El le puso un dedo bajo la barbilla y se la levantó.

– Quiero hacer el amor contigo, es diferente. Esperaré.

Lena apoyó la cabeza en su pecho.

– Lo siento. Es que aún…

– Iremos poco a poco. -Un beso suave-. ¿Ves? -Paró y la cogió por los hombros-. No será así.

– Para ti no -espetó ella, hiriéndolo, y así consiguió que se apartara un poco.
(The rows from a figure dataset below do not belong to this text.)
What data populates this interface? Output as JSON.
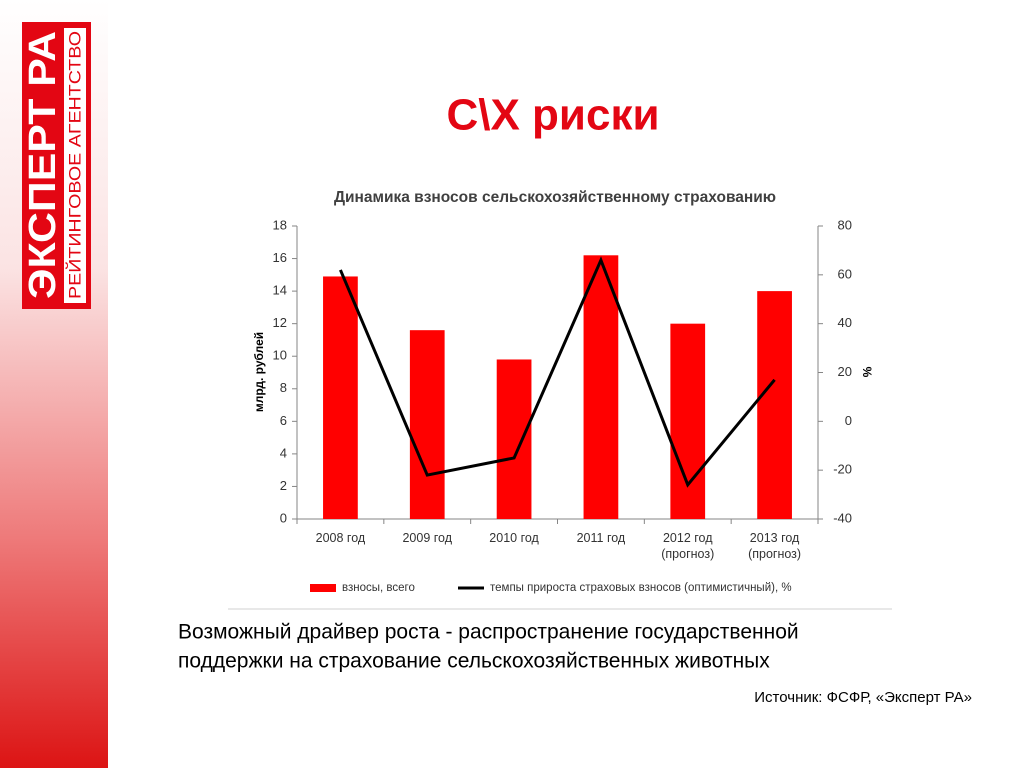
{
  "slide": {
    "title": "С\\Х риски",
    "logo_main": "ЭКСПЕРТ РА",
    "logo_sub": "РЕЙТИНГОВОЕ АГЕНТСТВО",
    "body_lines": [
      "Возможный драйвер роста - распространение государственной",
      "поддержки на страхование сельскохозяйственных животных"
    ],
    "source": "Источник: ФСФР,  «Эксперт РА»"
  },
  "chart_data": {
    "type": "bar",
    "title": "Динамика взносов сельскохозяйственному страхованию",
    "categories": [
      "2008 год",
      "2009 год",
      "2010 год",
      "2011 год",
      "2012 год (прогноз)",
      "2013 год (прогноз)"
    ],
    "series": [
      {
        "name": "взносы, всего",
        "color": "#ff0000",
        "type": "bar",
        "values": [
          14.9,
          11.6,
          9.8,
          16.2,
          12.0,
          14.0
        ]
      },
      {
        "name": "темпы прироста страховых взносов (оптимистичный), %",
        "color": "#000000",
        "type": "line",
        "axis": "y2",
        "values": [
          62,
          -22,
          -15,
          66,
          -26,
          17
        ]
      }
    ],
    "y_label": "млрд. рублей",
    "y2_label": "%",
    "ylim": [
      0,
      18
    ],
    "yticks": [
      0,
      2,
      4,
      6,
      8,
      10,
      12,
      14,
      16,
      18
    ],
    "y2lim": [
      -40,
      80
    ],
    "y2ticks": [
      -40,
      -20,
      0,
      20,
      40,
      60,
      80
    ],
    "grid": false,
    "legend": "bottom"
  }
}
Una voz nueva, que Jake nunca le había oído, pero ¿quién la conocía mejor que él, quién conocía cada pequeña parte de ella?
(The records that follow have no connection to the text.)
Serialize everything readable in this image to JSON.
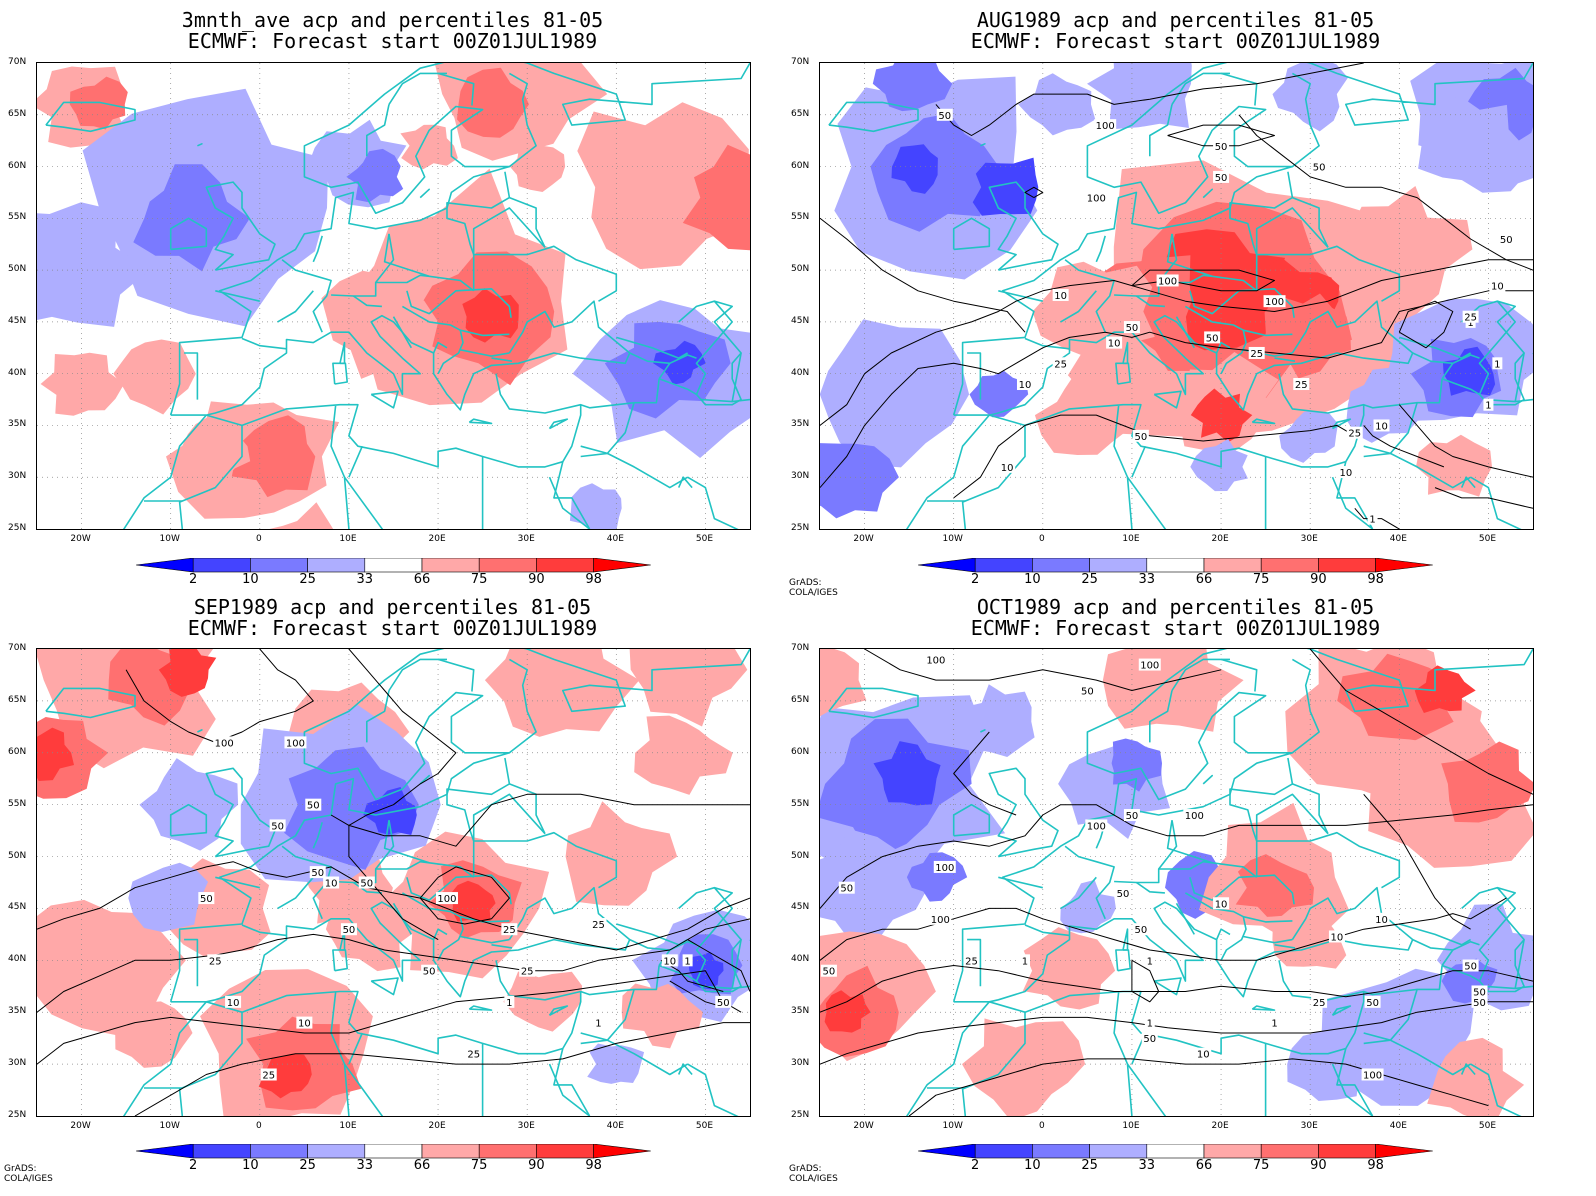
{
  "panels": [
    {
      "title1": "3mnth_ave acp and percentiles 81-05",
      "title2": "ECMWF: Forecast start 00Z01JUL1989",
      "credit": ""
    },
    {
      "title1": "AUG1989 acp and percentiles 81-05",
      "title2": "ECMWF: Forecast start 00Z01JUL1989",
      "credit": "GrADS: COLA/IGES"
    },
    {
      "title1": "SEP1989 acp and percentiles 81-05",
      "title2": "ECMWF: Forecast start 00Z01JUL1989",
      "credit": "GrADS: COLA/IGES"
    },
    {
      "title1": "OCT1989 acp and percentiles 81-05",
      "title2": "ECMWF: Forecast start 00Z01JUL1989",
      "credit": "GrADS: COLA/IGES"
    }
  ],
  "lat_labels": [
    "70N",
    "65N",
    "60N",
    "55N",
    "50N",
    "45N",
    "40N",
    "35N",
    "30N",
    "25N"
  ],
  "lon_labels": [
    "20W",
    "10W",
    "0",
    "10E",
    "20E",
    "30E",
    "40E",
    "50E"
  ],
  "colorbar": {
    "labels": [
      "2",
      "10",
      "25",
      "33",
      "66",
      "75",
      "90",
      "98"
    ],
    "colors": [
      "#0000ff",
      "#4444ff",
      "#7a7aff",
      "#aeaeff",
      "#ffffff",
      "#ffa8a8",
      "#ff7070",
      "#ff3c3c",
      "#ff0000"
    ]
  },
  "colors": {
    "coast": "#22c3c3",
    "contour": "#000000",
    "frame": "#000000"
  },
  "contour_labels": {
    "aug": [
      "50",
      "100",
      "50",
      "100",
      "50",
      "50",
      "100",
      "100",
      "10",
      "50",
      "50",
      "25",
      "25",
      "10",
      "10",
      "25",
      "10",
      "50",
      "25",
      "10",
      "1",
      "10",
      "1",
      "1",
      "1",
      "50",
      "25",
      "10"
    ],
    "sep": [
      "100",
      "100",
      "50",
      "50",
      "50",
      "50",
      "100",
      "50",
      "25",
      "50",
      "50",
      "25",
      "25",
      "25",
      "10",
      "10",
      "1",
      "1",
      "25",
      "25",
      "10",
      "10",
      "1",
      "50"
    ],
    "oct": [
      "100",
      "100",
      "50",
      "50",
      "100",
      "100",
      "50",
      "100",
      "50",
      "10",
      "100",
      "50",
      "10",
      "10",
      "1",
      "1",
      "50",
      "50",
      "50",
      "25",
      "1",
      "1",
      "50",
      "50",
      "10",
      "100",
      "50",
      "25"
    ]
  }
}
– Poco a poco -repitió, y le dio otro beso para tranquilizarla.

– ¿Y después qué? -preguntó ella, de mal humor.

– Después un poco más -repuso él. Sin embargo, antes de poder besarla, en el cielo estalló al fin un estruendoso trueno seguido de un destello de luz. Jake sonrió, qué oportuno-. Después esto. Esto es lo que pasa. ¿Ves?

Lena lo miró.

– ¿Cómo puedes bromear con algo así?

Jake le acarició el rostro.

– Se supone que es divertido. -Empezaron a caer las primeras gotas-. Vamos, no deberías mojarte.

Lena miró al suelo y se mordió el labio.

– ¿Y si nunca ocurre? -Se detuvo y lo cogió de la camisa sin hacer caso de la lluvia-. Lo haré si tú quieres -dijo, sin ninguna emoción-. Aquí mismo, como la otra vez. Si quieres.

– Con los ojos cerrados.

– Lo haré.

Jake negó con la cabeza.

– No quiero que veas la cara de otro.

Lena miró hacia otro lado.

– Te has enfadado. Pensaba que querías…

– Como antes, no así. -Le pasó un dedo por el pelo-. De todas formas, me estoy mojando, y no hay nada como una ducha fría para quitarse esas ideas de la cabeza -dijo en un intento de quitarle hierro al asunto, aunque todavía la notaba incómoda.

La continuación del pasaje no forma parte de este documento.